Re: Rigsdal Player Heroes

From: bryan_thx <bethexton_at_fK1q72K0po7H_6qx66yJRegBb5ixYxaqjTK1urcoNngr4hDBKxkYknmvbl56AlY9WA>
Date: Thu, 08 Jan 2009 16:42:31 -0000

One possibility there, as an option, is that Rigsdal can also be a sub-cult of Elmal or Orlanth. I forget if ST mentions which aspect, but I know I had an Orlanth Allfather Rigsdal initiate in a sadly short lived PBEM game—he was a herder in a hard pressed clan, who was more worried about protecting the herds from attack than in anything else, but I expected him to switch fully to Rigsdal at some point in the future most likely.

>From the above, obviously I think that Rigsdal can be a fine player
hero cult, but it is no doubt easier in some games than others. In a game based mostly around the clan (and at the initiate level, where the requirements are less strict), I think such is very easily playable. I think their awareness side would imply a certain degree of getting out and about the tula and neighboring lands to know what could be coming at them in the future. Also I seem to recall in Storm Tribe (maybe in the Elmal write up?) mention of tribal `star watches' that provide some degree of occasional night time patrols, which Rigsdali would probably take part in too.

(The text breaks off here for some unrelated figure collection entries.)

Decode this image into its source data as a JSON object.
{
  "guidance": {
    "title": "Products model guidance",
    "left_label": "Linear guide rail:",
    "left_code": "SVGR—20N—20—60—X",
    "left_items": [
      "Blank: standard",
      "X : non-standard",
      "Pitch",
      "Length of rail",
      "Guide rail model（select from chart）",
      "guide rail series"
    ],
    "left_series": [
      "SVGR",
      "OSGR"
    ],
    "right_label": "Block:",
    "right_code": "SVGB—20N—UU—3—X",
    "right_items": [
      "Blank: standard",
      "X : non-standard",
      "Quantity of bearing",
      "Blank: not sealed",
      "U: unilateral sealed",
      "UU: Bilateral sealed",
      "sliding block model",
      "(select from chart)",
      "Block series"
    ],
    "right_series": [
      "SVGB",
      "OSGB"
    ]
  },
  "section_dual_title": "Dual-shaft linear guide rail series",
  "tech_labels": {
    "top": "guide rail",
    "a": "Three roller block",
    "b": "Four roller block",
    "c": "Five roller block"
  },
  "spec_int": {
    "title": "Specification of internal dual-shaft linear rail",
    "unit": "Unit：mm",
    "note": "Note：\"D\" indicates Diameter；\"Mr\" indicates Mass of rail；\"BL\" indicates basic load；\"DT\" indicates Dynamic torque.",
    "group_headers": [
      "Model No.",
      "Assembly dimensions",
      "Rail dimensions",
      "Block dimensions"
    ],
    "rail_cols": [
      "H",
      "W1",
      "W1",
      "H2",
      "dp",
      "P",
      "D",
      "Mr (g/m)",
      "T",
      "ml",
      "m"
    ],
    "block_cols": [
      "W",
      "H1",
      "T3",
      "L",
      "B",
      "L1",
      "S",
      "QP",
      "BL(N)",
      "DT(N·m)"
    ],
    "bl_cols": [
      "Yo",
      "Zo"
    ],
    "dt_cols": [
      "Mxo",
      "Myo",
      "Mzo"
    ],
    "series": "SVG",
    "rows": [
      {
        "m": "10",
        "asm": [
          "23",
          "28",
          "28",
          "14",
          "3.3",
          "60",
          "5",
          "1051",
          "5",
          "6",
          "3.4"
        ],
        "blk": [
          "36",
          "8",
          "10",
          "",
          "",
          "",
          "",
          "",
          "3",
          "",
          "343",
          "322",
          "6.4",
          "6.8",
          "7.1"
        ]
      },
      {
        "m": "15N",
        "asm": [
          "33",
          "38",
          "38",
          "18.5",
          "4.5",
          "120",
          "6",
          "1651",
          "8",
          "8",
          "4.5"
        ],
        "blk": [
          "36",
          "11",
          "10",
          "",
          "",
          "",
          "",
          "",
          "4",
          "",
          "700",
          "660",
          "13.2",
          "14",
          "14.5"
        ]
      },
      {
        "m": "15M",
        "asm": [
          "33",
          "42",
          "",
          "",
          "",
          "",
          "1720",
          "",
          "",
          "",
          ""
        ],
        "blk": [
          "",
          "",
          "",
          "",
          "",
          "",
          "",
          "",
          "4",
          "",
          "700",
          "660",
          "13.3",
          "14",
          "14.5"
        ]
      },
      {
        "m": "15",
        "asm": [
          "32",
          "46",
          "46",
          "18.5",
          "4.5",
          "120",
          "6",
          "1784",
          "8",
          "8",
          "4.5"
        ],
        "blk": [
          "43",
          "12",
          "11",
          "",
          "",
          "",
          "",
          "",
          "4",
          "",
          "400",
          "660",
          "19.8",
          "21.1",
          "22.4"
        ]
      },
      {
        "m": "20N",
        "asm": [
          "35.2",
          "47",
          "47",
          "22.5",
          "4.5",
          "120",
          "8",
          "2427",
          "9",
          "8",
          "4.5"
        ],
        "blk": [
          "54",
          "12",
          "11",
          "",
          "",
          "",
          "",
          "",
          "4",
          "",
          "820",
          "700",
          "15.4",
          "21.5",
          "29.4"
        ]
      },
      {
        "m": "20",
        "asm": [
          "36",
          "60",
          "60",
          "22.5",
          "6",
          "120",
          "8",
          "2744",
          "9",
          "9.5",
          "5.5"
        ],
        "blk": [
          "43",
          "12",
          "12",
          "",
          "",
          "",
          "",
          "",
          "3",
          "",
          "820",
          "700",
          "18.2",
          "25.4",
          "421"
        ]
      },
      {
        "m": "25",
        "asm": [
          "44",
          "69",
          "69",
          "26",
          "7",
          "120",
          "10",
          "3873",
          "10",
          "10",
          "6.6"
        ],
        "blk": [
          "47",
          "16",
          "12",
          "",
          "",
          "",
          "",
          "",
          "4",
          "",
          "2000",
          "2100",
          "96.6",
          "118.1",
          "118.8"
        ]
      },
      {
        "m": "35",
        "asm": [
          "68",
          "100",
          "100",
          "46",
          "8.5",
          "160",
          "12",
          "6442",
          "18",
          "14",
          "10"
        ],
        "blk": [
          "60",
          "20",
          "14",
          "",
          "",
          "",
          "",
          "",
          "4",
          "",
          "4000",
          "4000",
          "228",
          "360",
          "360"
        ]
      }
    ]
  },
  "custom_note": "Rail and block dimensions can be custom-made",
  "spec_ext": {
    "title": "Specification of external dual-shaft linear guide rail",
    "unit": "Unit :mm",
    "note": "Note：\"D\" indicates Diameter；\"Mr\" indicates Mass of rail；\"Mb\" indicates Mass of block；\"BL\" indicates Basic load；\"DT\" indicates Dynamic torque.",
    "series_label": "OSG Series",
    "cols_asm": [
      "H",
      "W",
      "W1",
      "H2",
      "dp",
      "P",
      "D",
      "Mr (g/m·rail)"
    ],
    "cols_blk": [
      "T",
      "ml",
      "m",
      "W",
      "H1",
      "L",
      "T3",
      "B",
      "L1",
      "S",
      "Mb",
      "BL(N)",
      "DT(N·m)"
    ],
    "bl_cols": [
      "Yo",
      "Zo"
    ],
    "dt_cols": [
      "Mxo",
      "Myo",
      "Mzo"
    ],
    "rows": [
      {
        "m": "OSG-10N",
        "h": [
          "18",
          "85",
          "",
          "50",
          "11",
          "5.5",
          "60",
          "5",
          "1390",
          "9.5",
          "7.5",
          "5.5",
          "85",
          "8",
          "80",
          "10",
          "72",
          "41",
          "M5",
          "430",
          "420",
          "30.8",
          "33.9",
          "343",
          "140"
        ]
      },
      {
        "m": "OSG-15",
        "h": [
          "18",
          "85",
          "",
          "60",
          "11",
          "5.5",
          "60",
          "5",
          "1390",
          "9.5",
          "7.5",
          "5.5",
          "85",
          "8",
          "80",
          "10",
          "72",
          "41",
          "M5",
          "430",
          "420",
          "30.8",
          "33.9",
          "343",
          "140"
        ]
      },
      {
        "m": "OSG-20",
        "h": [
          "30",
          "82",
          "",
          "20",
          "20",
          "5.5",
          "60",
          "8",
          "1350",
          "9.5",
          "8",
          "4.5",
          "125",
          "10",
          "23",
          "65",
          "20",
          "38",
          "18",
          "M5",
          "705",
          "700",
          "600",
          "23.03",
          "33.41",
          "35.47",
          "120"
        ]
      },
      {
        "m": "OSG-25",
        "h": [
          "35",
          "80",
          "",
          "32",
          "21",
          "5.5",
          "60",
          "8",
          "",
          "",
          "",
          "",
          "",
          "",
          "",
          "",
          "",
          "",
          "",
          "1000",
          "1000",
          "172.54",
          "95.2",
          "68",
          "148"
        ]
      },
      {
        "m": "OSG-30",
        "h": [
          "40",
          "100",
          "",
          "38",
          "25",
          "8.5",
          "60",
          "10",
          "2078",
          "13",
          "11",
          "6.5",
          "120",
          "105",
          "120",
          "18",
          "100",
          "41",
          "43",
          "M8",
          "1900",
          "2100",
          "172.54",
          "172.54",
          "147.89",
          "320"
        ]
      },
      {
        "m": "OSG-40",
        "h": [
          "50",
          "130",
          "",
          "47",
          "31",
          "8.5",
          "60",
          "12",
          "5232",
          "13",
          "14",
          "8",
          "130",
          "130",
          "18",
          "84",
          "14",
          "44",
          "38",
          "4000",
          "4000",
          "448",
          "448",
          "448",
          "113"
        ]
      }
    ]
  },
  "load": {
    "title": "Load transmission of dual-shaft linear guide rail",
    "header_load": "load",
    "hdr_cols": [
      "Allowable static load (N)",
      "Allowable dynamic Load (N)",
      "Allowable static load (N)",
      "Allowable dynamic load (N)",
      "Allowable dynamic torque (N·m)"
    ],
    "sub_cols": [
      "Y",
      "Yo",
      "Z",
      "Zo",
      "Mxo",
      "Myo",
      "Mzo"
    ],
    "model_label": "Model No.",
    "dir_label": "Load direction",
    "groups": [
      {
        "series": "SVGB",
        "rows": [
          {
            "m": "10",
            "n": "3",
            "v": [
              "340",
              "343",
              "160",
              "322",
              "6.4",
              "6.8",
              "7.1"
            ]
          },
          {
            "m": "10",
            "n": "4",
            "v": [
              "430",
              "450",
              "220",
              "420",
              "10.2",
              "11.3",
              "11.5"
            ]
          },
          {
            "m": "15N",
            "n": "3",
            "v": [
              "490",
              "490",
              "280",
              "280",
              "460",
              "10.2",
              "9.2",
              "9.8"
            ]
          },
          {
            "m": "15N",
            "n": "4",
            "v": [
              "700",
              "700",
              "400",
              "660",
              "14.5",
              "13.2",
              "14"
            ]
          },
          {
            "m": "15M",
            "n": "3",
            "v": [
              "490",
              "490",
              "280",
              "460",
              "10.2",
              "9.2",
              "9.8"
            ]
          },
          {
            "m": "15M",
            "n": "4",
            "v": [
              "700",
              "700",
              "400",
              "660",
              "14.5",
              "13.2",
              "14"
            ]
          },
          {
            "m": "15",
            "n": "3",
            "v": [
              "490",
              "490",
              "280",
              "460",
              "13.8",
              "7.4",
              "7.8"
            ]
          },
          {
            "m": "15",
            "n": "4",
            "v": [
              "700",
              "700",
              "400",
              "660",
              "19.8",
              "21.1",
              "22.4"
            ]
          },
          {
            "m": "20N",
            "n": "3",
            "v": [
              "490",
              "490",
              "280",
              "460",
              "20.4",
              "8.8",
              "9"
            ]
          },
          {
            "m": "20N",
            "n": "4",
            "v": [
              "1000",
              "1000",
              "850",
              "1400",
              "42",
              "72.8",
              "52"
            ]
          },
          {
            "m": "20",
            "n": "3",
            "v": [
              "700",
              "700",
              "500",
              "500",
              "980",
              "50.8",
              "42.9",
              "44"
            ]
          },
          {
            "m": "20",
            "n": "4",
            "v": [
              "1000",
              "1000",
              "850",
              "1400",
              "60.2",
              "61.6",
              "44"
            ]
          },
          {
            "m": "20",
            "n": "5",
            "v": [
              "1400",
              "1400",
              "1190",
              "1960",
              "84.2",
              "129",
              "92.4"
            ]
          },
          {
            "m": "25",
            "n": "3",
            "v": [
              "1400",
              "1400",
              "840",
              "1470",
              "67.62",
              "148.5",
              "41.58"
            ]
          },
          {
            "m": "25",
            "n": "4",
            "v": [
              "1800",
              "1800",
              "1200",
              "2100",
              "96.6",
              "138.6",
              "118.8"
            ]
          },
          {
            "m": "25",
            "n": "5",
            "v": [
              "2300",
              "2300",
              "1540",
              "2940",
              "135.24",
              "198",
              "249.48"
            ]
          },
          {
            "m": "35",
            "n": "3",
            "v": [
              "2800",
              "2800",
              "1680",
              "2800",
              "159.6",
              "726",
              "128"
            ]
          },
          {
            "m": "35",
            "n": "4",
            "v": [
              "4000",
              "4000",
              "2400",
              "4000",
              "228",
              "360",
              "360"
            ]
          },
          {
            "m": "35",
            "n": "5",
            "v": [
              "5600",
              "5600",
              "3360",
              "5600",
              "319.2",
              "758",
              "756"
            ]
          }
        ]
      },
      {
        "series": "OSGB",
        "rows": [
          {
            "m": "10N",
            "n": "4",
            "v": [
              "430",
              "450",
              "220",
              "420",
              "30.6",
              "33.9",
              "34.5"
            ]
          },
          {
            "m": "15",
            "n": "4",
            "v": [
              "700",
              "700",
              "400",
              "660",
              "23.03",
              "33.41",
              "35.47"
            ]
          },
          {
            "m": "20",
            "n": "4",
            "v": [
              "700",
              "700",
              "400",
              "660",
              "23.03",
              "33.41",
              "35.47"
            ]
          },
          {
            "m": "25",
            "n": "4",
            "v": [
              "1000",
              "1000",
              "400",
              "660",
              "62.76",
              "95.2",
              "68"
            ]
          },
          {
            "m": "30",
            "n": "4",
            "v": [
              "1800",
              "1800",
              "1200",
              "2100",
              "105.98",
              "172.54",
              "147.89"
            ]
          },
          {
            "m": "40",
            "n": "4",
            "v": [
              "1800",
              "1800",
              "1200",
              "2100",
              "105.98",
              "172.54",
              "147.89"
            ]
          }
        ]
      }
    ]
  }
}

 For a more wandering adventurer type of game I think it would simply require some good hero creation background. Most Rigsdali don't do this, but obviously there is a reason that this one does. I doubt there is any general classification of wandering Rigsdali, but the list of personal motivations is no doubt very long. Commitment to another character, in initiation had visions of a fallen star that he's trying to find, his clan is shattered and he's trying to find out where he belongs now, and all sorts of other ideas.

However one point about Rigsdal, that I realized while playing one. All those awareness abilities sound great, but from a story perspective they are maybe not ideal. It is much harder to make a contest about noticing or detecting something exciting (especially in the case where the player does not know that there is anything to see/hear), and it makes it harder to spring surprises on the players (or even to give them that feeling that something could jump out at them at any moment), which can limit one handy narrator tool.